The broad differences observed between species (but also within species) were correctly attributed to the effects of genetic selection and long-term adaptation towards eco-geographical areas with different edaphic, climatic and pathogenic characteristics [30]. Additionally, debittering is often unavoidable for sweet varieties as well [18], and this process adds an additional source of variability due to different methods and conditions.

3.2. Antioxidant Capacity and Its Correlation with Phenolics Content

The antioxidant capacity of the L. mutabilis ecotypes, measured by reducing power, DPPH, ABTS and FRAP, is presented in Figure 2. The ANOVAs (not reported) highlighted the presence of significant differences (p ≤ 0.001) among samples for all methods. Andenes 80, H6 INIA BN, H6 INIA BP, Moteado beige and Lircay were the ecotypes with the highest values across most tests; conversely, Congona and Churibamba were the ones with the lowest results across most test.
The ABTS average result for L. mutabilis (40.2 mmol TE/kg DM) is in the same order of magnitude of non-debittered L. albus and L. angustifolius analysed by Martínez-Villaluenga et al. [37] (47.2–71.4 mmol TE/kg DM); some ecotypes (e.g., Andenes 80, Puno 2 blanquita, Andenes INIA and Lircay) reached the highest values, 1.5–1.8-fold the mean.
The antioxidant capacity of the controls was significantly different (ANOVA not shown) and inferior to that of the Andean lupins in three out of four tests (DPPH, ABTS and FRAP). Among the European lupins, L. luteus showed the highest values (Table 1). Interestingly, the debittered Andean lupin results were similar or only slightly inferior to those recorded in bitter beans of the Mediterranean lupins. In fact, ABTS and FRAP antioxidant capacities of 53–123 μmol TE/g DM and 9.4–12.4 μmol Fe2+/g DM were recorded in L. albus [33]; 87–152 μmol TE/g extract (ABTS) and 0.108–0.235 μmol Fe2+/g extract (RP) were observed in L. angustifolius [34]; and DPPH values of 3.51–6.58 μmol TE/g DM in L. albus, 6.89–7.54 in L. angustifolius and 8.12–9.03 in L. luteus were detected [32]. Generally, a decrease in antioxidant activity after debittering is evident, as documented by several authors [17,18,38], and is most likely due to soluble phenolics thermal degradation and washout [18,39]. In fact, the bound fraction and the lipophilic antioxidants appear unaffected, or even concentrated, by removal of other components [6,8], while quinolizidine alkaloids do not exhibit antioxidant activities [40,41,42].
The linear correlations between antioxidant capacity and individual phenolics (Table 2) were mostly significant, with the exceptions of diosmetin derivative, tyrosol derivative and cinnamic acid derivative, which did not present any correlation.
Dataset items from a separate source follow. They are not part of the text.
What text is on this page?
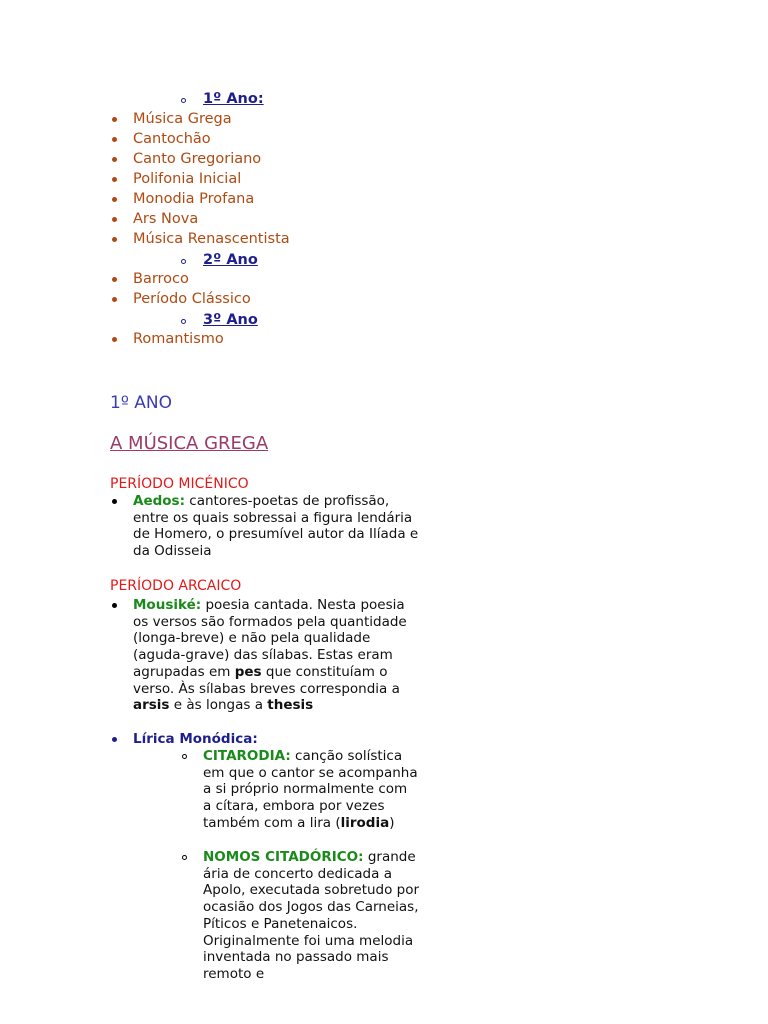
1º Ano:
Música Grega
Cantochão
Canto Gregoriano
Polifonia Inicial
Monodia Profana
Ars Nova
Música Renascentista
2º Ano
Barroco
Período Clássico
3º Ano
Romantismo
1º ANO
A MÚSICA GREGA
PERÍODO MICÉNICO
Aedos: cantores-poetas de profissão, entre os quais sobressai a figura lendária de Homero, o presumível autor da Ilíada e da Odisseia
PERÍODO ARCAICO
Mousiké: poesia cantada. Nesta poesia os versos são formados pela quantidade (longa-breve) e não pela qualidade (aguda-grave) das sílabas. Estas eram agrupadas em pes que constituíam o verso. Às sílabas breves correspondia a arsis e às longas a thesis
Lírica Monódica:
CITARODIA: canção solística em que o cantor se acompanha a si próprio normalmente com a cítara, embora por vezes também com a lira (lirodia)
NOMOS CITADÓRICO: grande ária de concerto dedicada a Apolo, executada sobretudo por ocasião dos Jogos das Carneias, Píticos e Panetenaicos. Originalmente foi uma melodia inventada no passado mais remoto e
The results of the four antioxidant capacity tests were always significantly correlated (p ≤ 0.01 and p ≤ 0.001) to flavonoids and total phenolics concentrations, while phenylethanoids and phenolic acids, scarcely present in the debittered Andean lupins, did not show significant values (except phenylethanoids with ABTS). Hassine et al. [41] found significant, very high, Pearson’s correlation coefficients between ABTS and total phenolics or phenolic acids (0.948 and 0.905, respectively), although they reported that only tyrosol was correlated with DPPH and FRAP assays.
The results of the PCA performed on the phenolic contents (flavonoids, phenylethanoids, phenolic acids, tocols, carotenoids and total free phenolics) and the antioxidant capacity (reducing power, DPPH, ABTS and FRAP) are shown in Figure 3. The biplot confirmed that L. albus and L. angustifolius differ from the Andean lupins for all of the phenolic compounds and the antioxidant capacity, whereas L. luteus showed phenolic contents and antioxidant capacity comparable to those of L. mutabilis. Indeed, the L. albus and L. angustifolius controls assumed highly negative PC1 scores (<0.02), thus positioning far away from the other samples. On the opposite side of the PC1 axis it was possible to notice the positioning of the ecotypes with the highest total free phenolics concentration, i.e., H6 INIA BP, Lircay, Moteado beige, Chacas, Huánuco 2 and Andenes 80. This result is linked to a higher carotenoids content in L. albus and L. angustifolius coupled to lower flavonoids, phenylethanoids and phenolic acids contents, as also confirmed by the negative loadings for carotenoids and positive loadings for the other compounds.
The variable loadings confirmed the existing relation between antioxidant capacity and phenolics, as tocols, flavonoids and total phenolics loadings were near DPPH, ABTS and FRAP, indicating that they are related and contribute similarly to sample distribution.

3.3. Geographical Origin

The ANOVAs conducted after grouping the Andean lupins in geographical areas, viz. North, Centre-North, Centre-South and South, did not highlight any significant difference for phenolic content among ecotypes of the different regions. This result was corroborated by the PCA (Figure 3), as no sample grouping was observed according to the origin. On the other hand, ABTS, DPPH and FRAP antioxidant capacities were significantly different between groups at p ≤ 0.05, and RP was significant at p ≤ 0.089. On average, the ecotypes coming from the Centre-South and South of Perú showed higher antioxidant capacity than those from the Centre-North and North areas (Table 3).
Since no geographical diversities were found for polyphenols content, these differences may be due to other antioxidant compounds present in Andean lupins, such as tocols, carotenoids, etc. In fact, Briceño-Berru et al. [6], in these very same ecotypes, found greater concentration of β-tocopherol in samples coming from the Centre-South and South regions of Perú, as well as of lutein and total carotenoids in samples from the South, which were attributed to the selection pressure exerted by the harsher climatic conditions of those environments.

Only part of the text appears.